Many fruiting trees such as apple, peach, and plum, bloom as soon as it starts to warm up and the bees are beginning to leave the hive in search of food. But fruiting trees aren’t the only trees for bees in the spring; maples, oaks, and redbud trees are also great for bees.

For perennials, consider bleeding hearts, lupine, spiderwort, phlox, or wild onion or garlic in your spring succession planting plans.

The summer is full of blooming plants for the bees to forage. Wildflowers such as blanket flower, wild sage, wild bergamot, and milkweed are popping up all over the place and vegetable gardens are in full swing. It’s a great time for bees.

You can supplement the wild and garden blooms with roses, butterfly bushes, elderberry, and basswood (linden) tree. Hostas and cosmos are also wonderful summer flowers for bees.

As the summer fades into fall, it’s harder to find plants that are still flowering. This is also the time the bees are making their final push to gather nectar and pollen for the winter. Don’t overlook the importance of helping the bees out during the fall.

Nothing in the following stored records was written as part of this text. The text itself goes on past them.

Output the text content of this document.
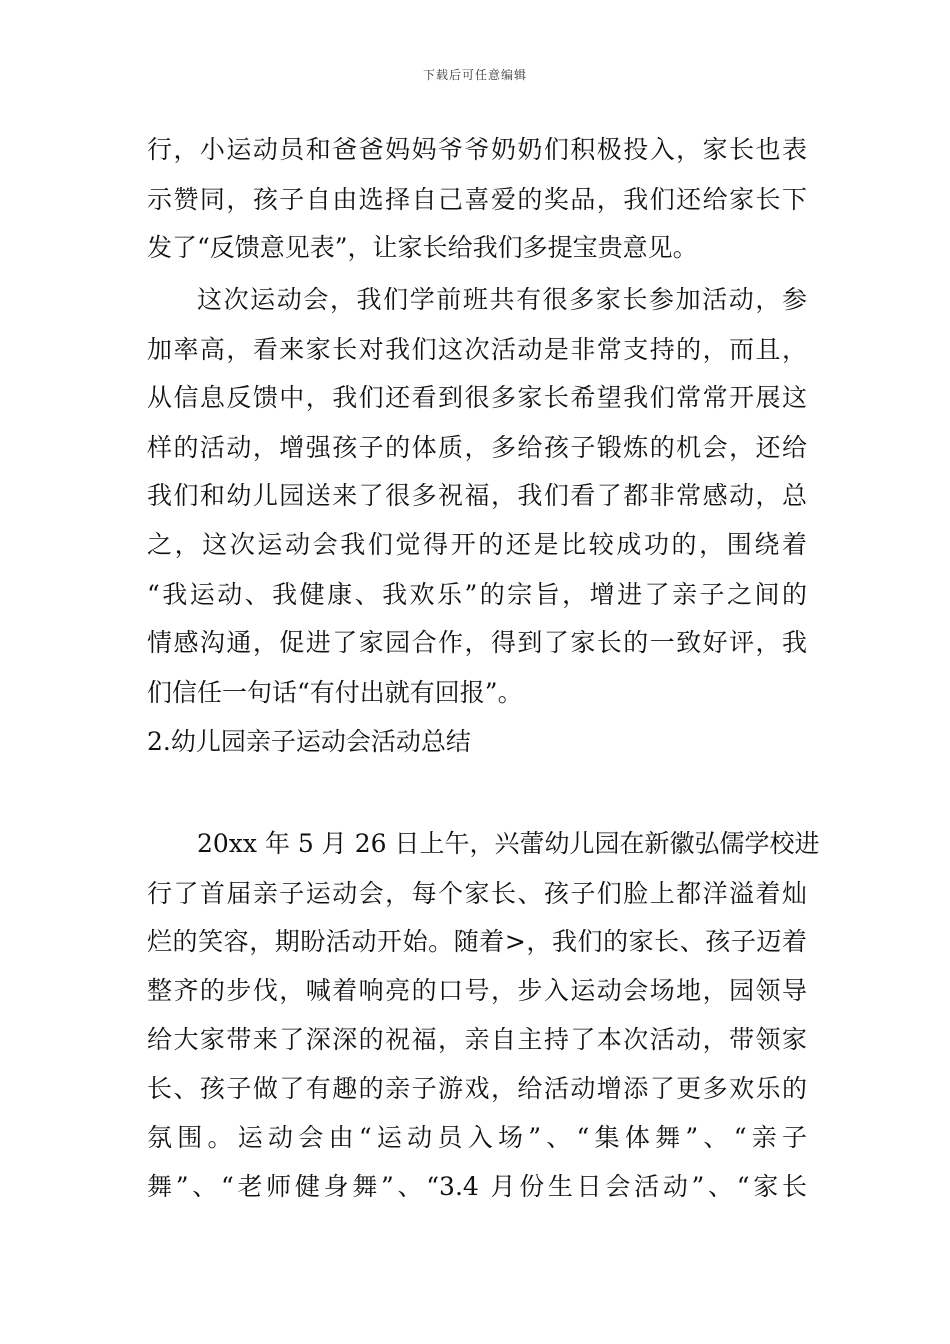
下载后可任意编辑
行，小运动员和爸爸妈妈爷爷奶奶们积极投入，家长也表
示赞同，孩子自由选择自己喜爱的奖品，我们还给家长下
发了“反馈意见表”，让家长给我们多提宝贵意见。
这次运动会，我们学前班共有很多家长参加活动，参
加率高，看来家长对我们这次活动是非常支持的，而且，
从信息反馈中，我们还看到很多家长希望我们常常开展这
样的活动，增强孩子的体质，多给孩子锻炼的机会，还给
我们和幼儿园送来了很多祝福，我们看了都非常感动，总
之，这次运动会我们觉得开的还是比较成功的，围绕着
“我运动、我健康、我欢乐”的宗旨，增进了亲子之间的
情感沟通，促进了家园合作，得到了家长的一致好评，我
们信任一句话“有付出就有回报”。
2.幼儿园亲子运动会活动总结
20xx 年 5 月 26 日上午，兴蕾幼儿园在新徽弘儒学校进
行了首届亲子运动会，每个家长、孩子们脸上都洋溢着灿
烂的笑容，期盼活动开始。随着>，我们的家长、孩子迈着
整齐的步伐，喊着响亮的口号，步入运动会场地，园领导
给大家带来了深深的祝福，亲自主持了本次活动，带领家
长、孩子做了有趣的亲子游戏，给活动增添了更多欢乐的
氛围。运动会由“运动员入场”、“集体舞”、“亲子
舞”、“老师健身舞”、“3.4 月份生日会活动”、“家长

We have a Chinese flame tree on our property — well, we actually have lots of them because every single seed germinates and we have to keep cutting the new ones down so we don’t live in a forest. Every September it is full of beautiful yellow blooms. Not much else is blooming here at that time and when you walk by the tree you can hear it buzzing with all the bees foraging on it.

In addition to letting some of your garden produce go to seed, consider planting other fall blooming plants such as aster, goldenrod, sunflowers, pineapple sage, and lemon balm. Plant these in clumps around your property to help bees in their final push toward winter.

With a little planning and research, you’ll be able to help the bees in your area not just survive, but thrive.

What are the best plants for bees in your area?